En bail commercial, oui : l'article R145-35 du Code de commerce interdit de mettre à la charge du preneur les impôts dont le bailleur est légalement redevable, mais réserve expressément la taxe foncière et ses taxes additionnelles. Encore faut-il que le bail le prévoie et que l'inventaire précis et limitatif des charges de l'article L145-40-2 le mentionne. En bail d'habitation, la taxe foncière n'est jamais récupérable.
Seulement si l'immeuble est situé en Île-de-France (art. 231 ter du CGI) ou dans les Bouches-du-Rhône, le Var ou les Alpes-Maritimes (art. 231 quater du CGI), et si les surfaces dépassent les seuils : 100 m² de bureaux, 2 500 m² de locaux commerciaux, 5 000 m² de stockage, 500 m² de stationnement. Une boutique de 80 m² à Lyon n'est pas concernée. Attention, ces seuils s'apprécient en cumulant les locaux de même nature détenus à une même adresse. La taxe francilienne n'est pas déductible de l'assiette de l'IR ni de l'IS (art. 231 ter, IX).
Ce n'est obligatoire que si l'immeuble est mis en copropriété ou si des lots sont vendus séparément. Mais dès lors que vous détenez un immeuble entier avec des destinations différentes, un plan coté et un tableau de surfaces par lot, annexés à une décision de gérance, remplissent la même fonction de preuve. C'est ce document qui portera votre clé de ventilation pendant vingt ans.
Si l'immeuble est en copropriété, la répartition est déjà faite par le règlement au moyen des tantièmes et des clés de charges spéciales : ascenseur, chauffage, nettoyage. La SCI n'a qu'à reprendre la ventilation des appels de fonds. Si l'immeuble est monopropriété, c'est votre clé de surface qui s'applique, sauf pour les charges affectables directement à un seul lot.

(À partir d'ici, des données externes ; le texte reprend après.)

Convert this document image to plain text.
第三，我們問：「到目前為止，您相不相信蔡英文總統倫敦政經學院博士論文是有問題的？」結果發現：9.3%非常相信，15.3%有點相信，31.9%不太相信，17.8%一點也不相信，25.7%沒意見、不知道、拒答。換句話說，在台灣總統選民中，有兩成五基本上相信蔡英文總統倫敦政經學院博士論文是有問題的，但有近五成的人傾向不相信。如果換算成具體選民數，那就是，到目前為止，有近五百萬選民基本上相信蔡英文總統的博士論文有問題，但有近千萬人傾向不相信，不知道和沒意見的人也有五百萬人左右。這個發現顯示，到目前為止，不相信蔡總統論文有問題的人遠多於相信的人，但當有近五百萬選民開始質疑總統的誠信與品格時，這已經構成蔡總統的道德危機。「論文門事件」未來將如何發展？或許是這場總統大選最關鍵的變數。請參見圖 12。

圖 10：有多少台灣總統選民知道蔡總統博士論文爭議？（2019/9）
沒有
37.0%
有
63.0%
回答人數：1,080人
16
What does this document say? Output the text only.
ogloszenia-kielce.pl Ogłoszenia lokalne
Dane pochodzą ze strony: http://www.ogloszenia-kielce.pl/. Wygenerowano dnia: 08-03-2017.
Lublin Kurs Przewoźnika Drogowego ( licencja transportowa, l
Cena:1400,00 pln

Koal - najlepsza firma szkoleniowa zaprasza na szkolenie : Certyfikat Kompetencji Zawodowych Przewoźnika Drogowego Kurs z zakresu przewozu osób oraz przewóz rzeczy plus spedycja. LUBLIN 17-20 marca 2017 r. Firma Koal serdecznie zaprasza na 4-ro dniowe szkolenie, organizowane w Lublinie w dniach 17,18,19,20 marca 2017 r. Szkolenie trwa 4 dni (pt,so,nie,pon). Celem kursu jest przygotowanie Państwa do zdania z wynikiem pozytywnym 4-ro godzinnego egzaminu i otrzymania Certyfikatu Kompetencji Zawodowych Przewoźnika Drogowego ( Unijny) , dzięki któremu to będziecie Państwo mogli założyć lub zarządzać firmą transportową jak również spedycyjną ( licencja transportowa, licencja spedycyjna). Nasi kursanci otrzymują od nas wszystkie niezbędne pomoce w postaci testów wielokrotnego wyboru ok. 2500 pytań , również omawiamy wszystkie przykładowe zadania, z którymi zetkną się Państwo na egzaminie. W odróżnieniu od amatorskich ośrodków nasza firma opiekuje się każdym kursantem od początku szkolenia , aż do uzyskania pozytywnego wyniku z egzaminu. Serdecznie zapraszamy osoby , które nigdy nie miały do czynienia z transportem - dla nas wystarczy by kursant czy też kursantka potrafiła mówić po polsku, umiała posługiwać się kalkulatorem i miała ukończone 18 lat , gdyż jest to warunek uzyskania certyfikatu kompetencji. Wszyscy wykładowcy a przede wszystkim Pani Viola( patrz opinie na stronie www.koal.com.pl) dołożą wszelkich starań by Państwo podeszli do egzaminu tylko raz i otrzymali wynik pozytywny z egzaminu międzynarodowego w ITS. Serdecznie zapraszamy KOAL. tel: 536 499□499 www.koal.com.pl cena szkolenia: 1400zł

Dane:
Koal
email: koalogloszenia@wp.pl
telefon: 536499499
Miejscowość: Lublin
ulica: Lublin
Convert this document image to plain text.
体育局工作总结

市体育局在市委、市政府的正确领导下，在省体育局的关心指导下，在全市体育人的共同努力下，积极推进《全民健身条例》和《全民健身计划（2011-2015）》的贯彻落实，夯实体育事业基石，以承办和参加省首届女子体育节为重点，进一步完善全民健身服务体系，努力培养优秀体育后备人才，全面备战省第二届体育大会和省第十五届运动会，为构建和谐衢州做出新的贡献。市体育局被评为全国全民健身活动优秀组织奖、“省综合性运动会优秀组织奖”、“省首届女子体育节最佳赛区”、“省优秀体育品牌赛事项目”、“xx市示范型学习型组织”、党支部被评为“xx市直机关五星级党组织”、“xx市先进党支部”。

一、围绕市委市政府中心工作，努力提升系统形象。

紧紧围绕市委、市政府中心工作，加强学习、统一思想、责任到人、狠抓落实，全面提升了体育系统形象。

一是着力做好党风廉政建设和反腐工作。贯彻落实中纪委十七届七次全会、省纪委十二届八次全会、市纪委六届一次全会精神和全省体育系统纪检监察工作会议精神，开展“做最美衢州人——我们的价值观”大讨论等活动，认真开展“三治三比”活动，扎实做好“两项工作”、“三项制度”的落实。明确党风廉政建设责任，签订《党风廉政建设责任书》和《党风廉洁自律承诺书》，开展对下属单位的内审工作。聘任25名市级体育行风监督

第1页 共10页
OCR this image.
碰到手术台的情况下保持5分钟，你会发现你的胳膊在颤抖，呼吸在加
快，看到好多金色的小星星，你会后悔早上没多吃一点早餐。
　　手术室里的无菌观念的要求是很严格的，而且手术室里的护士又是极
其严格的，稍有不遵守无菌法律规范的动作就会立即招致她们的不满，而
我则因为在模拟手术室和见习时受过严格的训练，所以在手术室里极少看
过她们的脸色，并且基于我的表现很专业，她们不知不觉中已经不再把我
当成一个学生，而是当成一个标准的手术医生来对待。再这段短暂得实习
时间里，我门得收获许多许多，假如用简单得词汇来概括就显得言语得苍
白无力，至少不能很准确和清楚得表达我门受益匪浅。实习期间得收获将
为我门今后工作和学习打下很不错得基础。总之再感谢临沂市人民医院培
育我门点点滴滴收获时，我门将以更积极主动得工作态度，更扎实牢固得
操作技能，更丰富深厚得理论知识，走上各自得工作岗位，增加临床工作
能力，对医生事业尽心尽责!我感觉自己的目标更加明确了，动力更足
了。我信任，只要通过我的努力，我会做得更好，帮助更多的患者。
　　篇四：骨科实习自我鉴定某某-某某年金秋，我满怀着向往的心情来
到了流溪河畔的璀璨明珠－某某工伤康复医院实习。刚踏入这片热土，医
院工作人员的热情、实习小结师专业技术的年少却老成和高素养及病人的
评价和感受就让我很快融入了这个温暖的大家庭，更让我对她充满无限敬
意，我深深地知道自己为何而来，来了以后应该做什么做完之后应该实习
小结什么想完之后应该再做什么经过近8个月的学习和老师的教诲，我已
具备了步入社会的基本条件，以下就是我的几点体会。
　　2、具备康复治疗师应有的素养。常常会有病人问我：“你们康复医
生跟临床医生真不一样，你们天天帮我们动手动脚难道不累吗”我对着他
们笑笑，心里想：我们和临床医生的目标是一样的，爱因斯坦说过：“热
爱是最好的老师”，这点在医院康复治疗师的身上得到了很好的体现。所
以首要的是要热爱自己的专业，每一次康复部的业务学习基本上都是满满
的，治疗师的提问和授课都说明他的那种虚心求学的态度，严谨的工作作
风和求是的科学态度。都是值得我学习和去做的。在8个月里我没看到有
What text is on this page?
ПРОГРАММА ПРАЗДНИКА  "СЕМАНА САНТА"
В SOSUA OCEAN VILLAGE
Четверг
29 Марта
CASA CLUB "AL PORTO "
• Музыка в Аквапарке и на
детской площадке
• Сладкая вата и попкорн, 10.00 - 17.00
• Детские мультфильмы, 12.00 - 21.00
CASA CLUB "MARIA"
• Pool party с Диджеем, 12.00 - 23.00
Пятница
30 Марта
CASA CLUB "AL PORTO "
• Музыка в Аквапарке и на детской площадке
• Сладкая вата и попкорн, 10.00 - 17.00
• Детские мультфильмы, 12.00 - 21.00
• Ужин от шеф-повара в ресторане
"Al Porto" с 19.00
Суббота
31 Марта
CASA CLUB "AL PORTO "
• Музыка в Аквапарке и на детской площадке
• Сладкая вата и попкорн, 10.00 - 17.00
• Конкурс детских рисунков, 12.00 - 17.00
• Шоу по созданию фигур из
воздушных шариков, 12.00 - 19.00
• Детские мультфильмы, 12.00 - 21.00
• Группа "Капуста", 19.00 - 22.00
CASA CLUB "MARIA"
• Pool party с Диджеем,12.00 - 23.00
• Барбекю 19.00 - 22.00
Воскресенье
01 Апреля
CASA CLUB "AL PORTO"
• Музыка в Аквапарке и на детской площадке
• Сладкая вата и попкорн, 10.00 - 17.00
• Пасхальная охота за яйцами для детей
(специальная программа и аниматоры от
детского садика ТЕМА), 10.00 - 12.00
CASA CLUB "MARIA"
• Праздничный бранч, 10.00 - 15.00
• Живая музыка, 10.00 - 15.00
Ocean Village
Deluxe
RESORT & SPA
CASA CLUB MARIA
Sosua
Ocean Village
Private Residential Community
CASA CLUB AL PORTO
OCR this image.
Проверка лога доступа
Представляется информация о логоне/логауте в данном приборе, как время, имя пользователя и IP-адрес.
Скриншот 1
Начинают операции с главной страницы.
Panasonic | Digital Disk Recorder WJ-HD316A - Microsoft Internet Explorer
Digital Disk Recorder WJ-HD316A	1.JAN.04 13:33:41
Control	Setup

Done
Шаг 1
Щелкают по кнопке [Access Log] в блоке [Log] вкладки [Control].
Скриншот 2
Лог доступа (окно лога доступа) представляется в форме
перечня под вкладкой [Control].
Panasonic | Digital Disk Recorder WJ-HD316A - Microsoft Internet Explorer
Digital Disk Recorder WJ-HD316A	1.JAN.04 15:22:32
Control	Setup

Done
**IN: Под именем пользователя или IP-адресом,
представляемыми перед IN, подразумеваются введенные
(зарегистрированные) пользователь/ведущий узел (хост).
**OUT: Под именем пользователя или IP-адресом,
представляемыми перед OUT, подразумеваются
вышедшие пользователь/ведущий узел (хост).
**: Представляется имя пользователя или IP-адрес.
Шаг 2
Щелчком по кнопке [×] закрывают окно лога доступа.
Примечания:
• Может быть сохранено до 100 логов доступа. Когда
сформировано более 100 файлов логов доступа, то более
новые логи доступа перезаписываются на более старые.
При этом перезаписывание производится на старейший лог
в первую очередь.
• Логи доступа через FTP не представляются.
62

Trois conséquences en cascade. En TVA, le lot sort du secteur taxé : une régularisation globale de la taxe déduite est due au titre des vingtièmes restant à courir (CGI, ann. II, art. 207, III). En urbanisme, un changement de destination peut exiger une déclaration préalable ou un permis. En comptabilité, la clé de ventilation doit être refaite, ce qui modifie les plans d'amortissement et la refacturation des charges.
À l'IR, la plus-value se calcule immeuble par immeuble au sens de l'acte : si la vente porte sur l'ensemble en un seul lot, un seul calcul suffit (art. 150 U du CGI). Si les lots sont vendus séparément, chaque cession a son propre calcul et le prix d'acquisition doit être ventilé selon la clé posée à l'achat. À l'IS, la plus-value est professionnelle et intègre la reprise des amortissements pratiqués.
Une seule SCI dans l'immense majorité des cas : l'immeuble est un bien unique au cadastre, le prêt est unique, et multiplier les structures multiplie les frais et les déclarations. La sectorisation TVA et la ventilation comptable suffisent à traiter proprement la mixité. Une SCI par lot ne se justifie que si vous prévoyez de céder les lots à des acquéreurs différents à horizon court.